Torstein y yo nos conocimos en un curso sobre albinismo hace quince años. Nos hemos mantenido en contacto.
En cierto modo. Él se ha pasado de vez en cuando por mi casa. Yo me he pasado un par de veces por su trabajo en los últimos años. Empezó en ¡PC! como una especie de chico para todo que cobraba un suplemento sobre la pensión social. Después pasó a trabajar de periodista y le dieron su propia columna: @rtículos de @vner. Me enseñó algunos de sus artículos. No entendí ni palabra. Ahora es el director técnico. Ahora entiendo, si cabe, aún menos que antes.
– Bueno, bueno. ¿Se te ha jodido el disco duro? -pregunta.
Me siento como un pariente avaricioso que visita a su tía agonizante. Cada vez que me pongo en contacto con Torstein es porque tengo un problema con el ordenador.
– Necesito un poco de ayuda.
– Siendo tú quien pide, supongo que es algo más que un poco -dice, y se echa a reír.
– ¿Podrías ayudarme a encontrar algo en internet?
– ¡Claro! ¿Qué estás buscando?
Le entrego una hoja en la que he escrito una lista de palabras que buscar:
Los hospitalarios de San Juan
SIS
Instituto Schimmer
Michael MacMullin
Monasterio de Vaerne
Varna
Rennes-le-Cháteau
Bérenger Sauniére
Manuscritos del mar Muerto
Monasterio de la Santa Cruz
El sudario de Turín
Manuscrito Q
Nag Hammadi
– ¡Hala! -exclama-. ¿Seguro que no necesitas nada más?
– ¿Es mucho? Quizá debas traducir algunas palabras al inglés.
– ¡Hala!
– No lo necesito ahora mismo.
– ¡Dame por lo menos una hora!
No sé si habla en serio o está siendo sarcástico.
– Con que me des las respuestas mañana me basta -digo.
– ¿Qué buscador quieres que use?
Hago como si estuviera considerando la pregunta.
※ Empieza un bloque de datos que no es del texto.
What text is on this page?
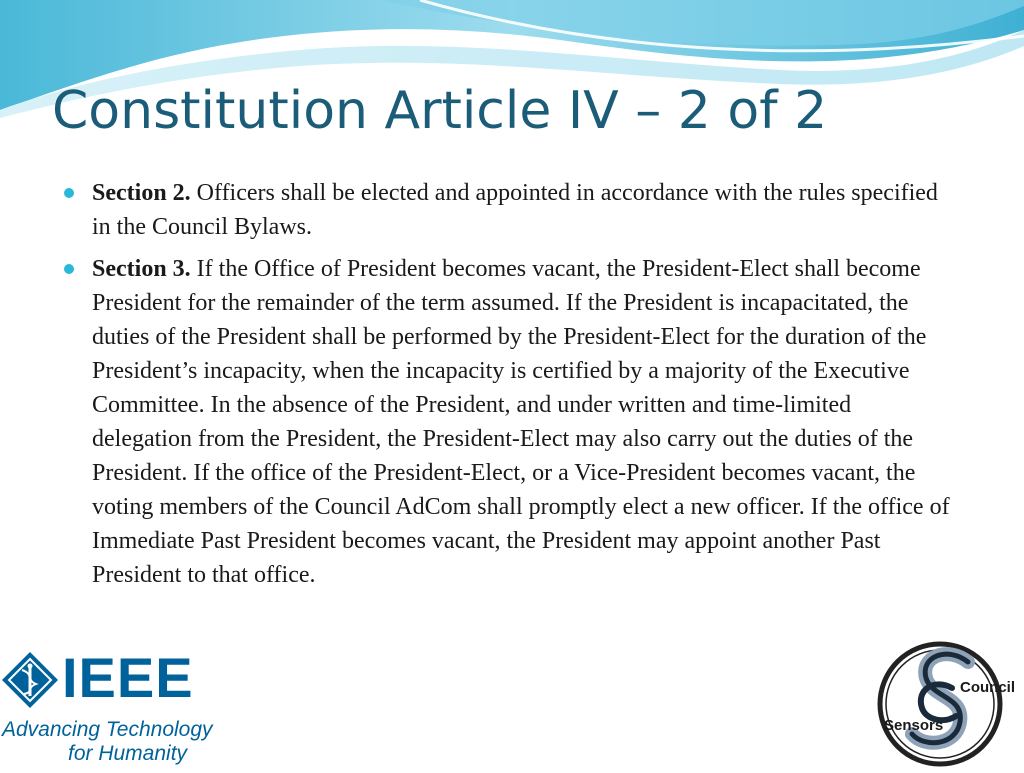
Constitution Article IV – 2 of 2
Section 2. Officers shall be elected and appointed in accordance with the rules specified in the Council Bylaws.
Section 3. If the Office of President becomes vacant, the President-Elect shall become President for the remainder of the term assumed. If the President is incapacitated, the duties of the President shall be performed by the President-Elect for the duration of the President’s incapacity, when the incapacity is certified by a majority of the Executive Committee. In the absence of the President, and under written and time-limited delegation from the President, the President-Elect may also carry out the duties of the President. If the office of the President-Elect, or a Vice-President becomes vacant, the voting members of the Council AdCom shall promptly elect a new officer. If the office of Immediate Past President becomes vacant, the President may appoint another Past President to that office.
IEEE
Advancing Technology
for Humanity
Council
Sensors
En realidad no la entiendo.
– ¿Yahoo? ¿Alta Vista? ¿Kvasir? ¿Excite? ¿HotBot? ¿MetaCrawler?
– ¿Cómo?
– Ya veo, ya veo -dice, y se echa a reír-. ¿Quieres que te dé las cinco primeras entradas de cada concepto? ¿Como URL?
– ¿Cómo? ¿Podrías imprimirlo?
– ¿En papel?-grita.
– Encantado.
Pone los ojos en blanco.
– Bjorn, Bjorn, Bjorn… ¿Aún no te has enterado de que vivimos en una sociedad sin papel? Con tal de que queramos… ¡Y queremos! ¡Piensa en los árboles!
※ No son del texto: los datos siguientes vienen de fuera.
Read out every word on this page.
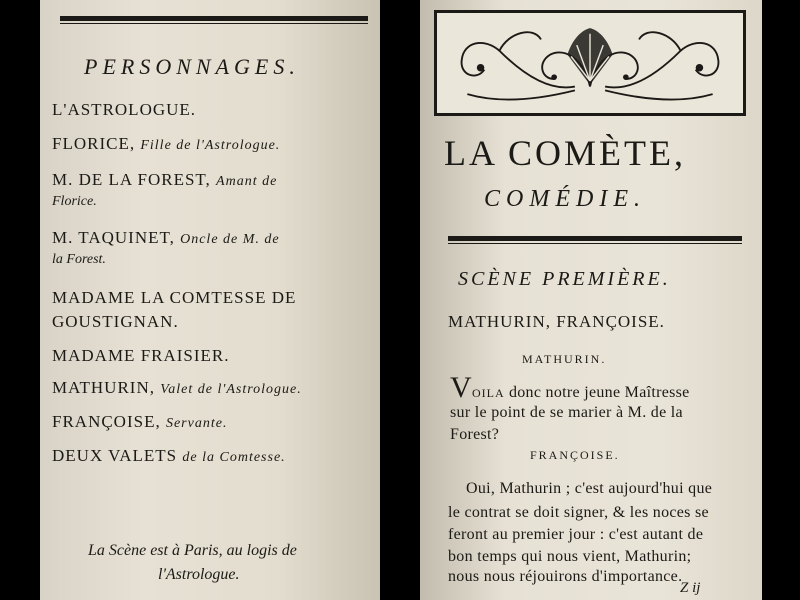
PERSONNAGES.
L'ASTROLOGUE.
FLORICE, Fille de l'Astrologue.
M. DE LA FOREST, Amant de
Florice.
M. TAQUINET, Oncle de M. de
la Forest.
MADAME LA COMTESSE DE
GOUSTIGNAN.
MADAME FRAISIER.
MATHURIN, Valet de l'Astrologue.
FRANÇOISE, Servante.
DEUX VALETS de la Comtesse.
La Scène est à Paris, au logis de
l'Astrologue.
LA COMÈTE,
COMÉDIE.
SCÈNE PREMIÈRE.
MATHURIN, FRANÇOISE.
MATHURIN.
VOILA donc notre jeune Maîtresse
sur le point de se marier à M. de la
Forest?
FRANÇOISE.
Oui, Mathurin ; c'est aujourd'hui que
le contrat se doit signer, & les noces se
feront au premier jour : c'est autant de
bon temps qui nous vient, Mathurin;
nous nous réjouirons d'importance.
Z ij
– Ya lo sé. Pero yo me resisto lo mejor que puedo.
– Será mejor que te copie los sitios web en un disquete.
– Torstein, preferiría que me lo dieras impreso. Además, alguien me ha birlado el disco duro.
– Papel -dice con desprecio. Como si lo considerara un medio tan anticuado como el papiro o las tablas de escritura cuneiforme. Probablemente haga bien-. ¿Te han birlado el disco duro? -pregunta de pronto con sorpresa, pero no se molesta en escuchar la respuesta.
Antes de irme, cojo prestado el teléfono de «la Lena» para llamar a Diane a la casa de campo de la abuela. Lena me mira confusa mientras yo me quedo escuchando el ruido en la oreja. Tras el moreno de solárium, el agua de castaña y el colorete, percibo un ligero rubor cuando se da cuenta de que no soy Torstein.
Diane no responde.
***
De vuelta a la casa de campo junto al fiordo, escondo el cofre en el último sitio del mundo donde a alguien se le ocurriría buscarlo. Estoy satisfecho con mi propia ingeniosidad. El sentimiento al menos me proporciona la sensación de tener las riendas del asunto.
La brisa del atardecer llena a Bola con un aroma suave y salado de final de verano. Me deslizo sobre las huellas de las ruedas del camino que lleva a la casa de campo de la abuela. Los jardines de las casas están repletos de ciruelos y cerezos a punto de reventar. Entre los árboles, el fiordo se mece brillante y soñoliento. Los jóvenes berrean allá abajo en el muelle. Un pequeño yate ha echado el ancla a poca distancia del tablón de anuncios de la Compañía de Salvamento. Un hidroavión arrastra su sombra sobre los montes pelados.
Aparco a Bola pegado al pino retorcido al final del camino y llamo alegremente a Diane. La puerta de la cabaña está abierta. El mantel de la mesa de la terraza ondea.
Cuando la he dejado esta mañana, dormía con la boca entreabierta y el pelo en la cara. No he tenido corazón para despertarla. El aire estaba helado, los cristales, empañados. He arropado su cuerpo desnudo con el edredón, la he besado en la mejilla y le he apartado el pelo. Antes de salir para Oslo, le he escrito dónde estaba en una nota que he dejado bajo el vaso de agua de la mesilla. Para «Mi ángel», firmado: «Tu príncipe». ¿No somos encantadores?